L’indebolimento dell’identità e del sistema di valori occidentale ha fornito alla superpotenza russo-sovietica la possibilità di aggressione anche sul piano spirituale (grottesco: un regime di mentalità atea marxista-leninista che gode della pressoché totale acquiescenza della chiesa moscovita e che accusa di laicismo l’Occidente). La declamata iniezione di spiritualità di cui il Cremlino si dice portatore e che dice di voler opporre all’Occidente degenerato è solo un’astuta declinazione della dottrina leninista, adattata alle nuove circostanze globali, ed è una trappola con cui il nuovo politburo tenta di ingannare gli occidentali sensibili alla tradizione. L’evocazione del retaggio spirituale e letterario è un’operazione di regime, con la quale si tenta di imbellettare un sistema che di quella tradizione è – nei fatti e nei valori – l’antitesi. In realtà, si scrive Russia ma si legge URSSIA.

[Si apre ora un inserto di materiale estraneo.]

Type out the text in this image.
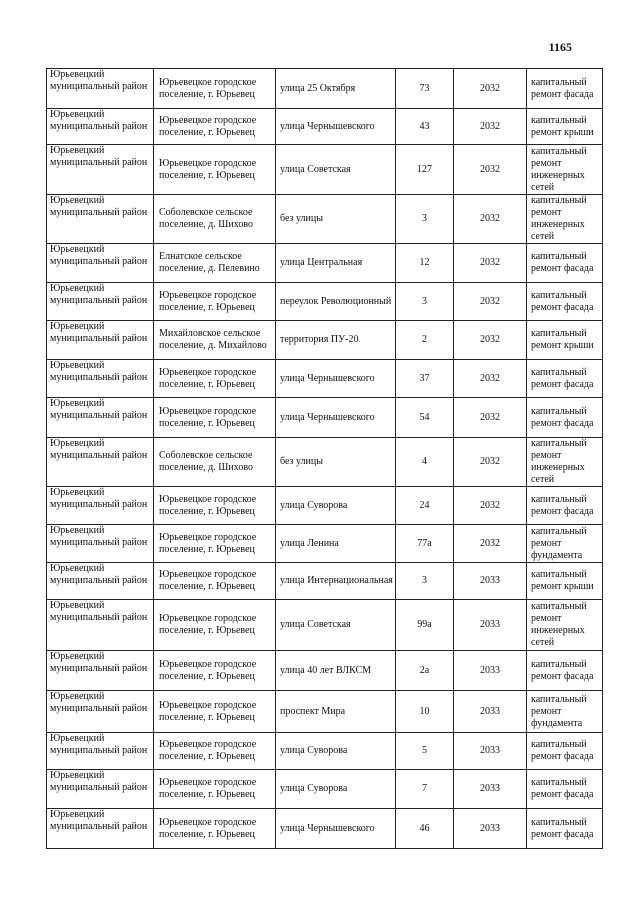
1165
Юрьевецкий муниципальный район	Юрьевецкое городское поселение, г. Юрьевец	улица 25 Октября	73	2032	капитальный ремонт фасада
Юрьевецкий муниципальный район	Юрьевецкое городское поселение, г. Юрьевец	улица Чернышевского	43	2032	капитальный ремонт крыши
Юрьевецкий муниципальный район	Юрьевецкое городское поселение, г. Юрьевец	улица Советская	127	2032	капитальный ремонт инженерных сетей
Юрьевецкий муниципальный район	Соболевское сельское поселение, д. Шихово	без улицы	3	2032	капитальный ремонт инженерных сетей
Юрьевецкий муниципальный район	Елнатское сельское поселение, д. Пелевино	улица Центральная	12	2032	капитальный ремонт фасада
Юрьевецкий муниципальный район	Юрьевецкое городское поселение, г. Юрьевец	переулок Революционный	3	2032	капитальный ремонт фасада
Юрьевецкий муниципальный район	Михайловское сельское поселение, д. Михайлово	территория ПУ-20	2	2032	капитальный ремонт крыши
Юрьевецкий муниципальный район	Юрьевецкое городское поселение, г. Юрьевец	улица Чернышевского	37	2032	капитальный ремонт фасада
Юрьевецкий муниципальный район	Юрьевецкое городское поселение, г. Юрьевец	улица Чернышевского	54	2032	капитальный ремонт фасада
Юрьевецкий муниципальный район	Соболевское сельское поселение, д. Шихово	без улицы	4	2032	капитальный ремонт инженерных сетей
Юрьевецкий муниципальный район	Юрьевецкое городское поселение, г. Юрьевец	улица Суворова	24	2032	капитальный ремонт фасада
Юрьевецкий муниципальный район	Юрьевецкое городское поселение, г. Юрьевец	улица Ленина	77а	2032	капитальный ремонт фундамента
Юрьевецкий муниципальный район	Юрьевецкое городское поселение, г. Юрьевец	улица Интернациональная	3	2033	капитальный ремонт крыши
Юрьевецкий муниципальный район	Юрьевецкое городское поселение, г. Юрьевец	улица Советская	99а	2033	капитальный ремонт инженерных сетей
Юрьевецкий муниципальный район	Юрьевецкое городское поселение, г. Юрьевец	улица 40 лет ВЛКСМ	2а	2033	капитальный ремонт фасада
Юрьевецкий муниципальный район	Юрьевецкое городское поселение, г. Юрьевец	проспект Мира	10	2033	капитальный ремонт фундамента
Юрьевецкий муниципальный район	Юрьевецкое городское поселение, г. Юрьевец	улица Суворова	5	2033	капитальный ремонт фасада
Юрьевецкий муниципальный район	Юрьевецкое городское поселение, г. Юрьевец	улица Суворова	7	2033	капитальный ремонт фасада
Юрьевецкий муниципальный район	Юрьевецкое городское поселение, г. Юрьевец	улица Чернышевского	46	2033	капитальный ремонт фасада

Nella crisi ucraina, si è parlato troppo (e talvolta a sproposito) di un eventuale ingresso dell’Ucraina nella NATO, e non si è agito migliorando la collocazione dei propri armamenti strategici in Europa orientale e rinnovando così la politica della deterrenza. Ronald Reagan docet, ma anche Donald Trump non sembra da meno. Trump infatti, che è tutt’altro che un nemico viscerale della Russia e ha sempre avuto un atteggiamento di rispetto verso Putin, ha perfettamente compreso la lezione reaganiana, al punto da dichiarare, in un’intervista televisiva di fine marzo a Fox Business, che la sua strategia nei confronti della Russia sarebbe del tutto diversa dai tentennamenti di Biden: io, disse Trump, invierei i nostri sottomarini nucleari a pattugliare le coste russe, e vedrete come gli amici russi si calmerebbero.
Oggi occorrerebbe usare insieme la diplomazia e la deterrenza, evitare gli insulti e mostrare con pacatezza e fermezza le proprie ragioni esibendo anche le proprie armi, anche concettuali, limitare le parole improprie e rafforzare l’arsenale. In un confronto duro come è questa nuova guerra non più fredda, il rafforzamento militare è anche un segno di considerazione per l’avversario neo-sovietico come lo era per quello bolscevico. Ed è un linguaggio che i neosovietici capirebbero, magari non lo gradirebbero, ma a cui si adeguerebbero. E se l’Occidente deve meritarsi il rispetto del nemico, la deterrenza militare è una simbolica degna di rispetto in generale e per la mentalità russo-sovietica in particolare, che considera le manifestazioni di debolezza come un segno di rinuncia e di decadenza.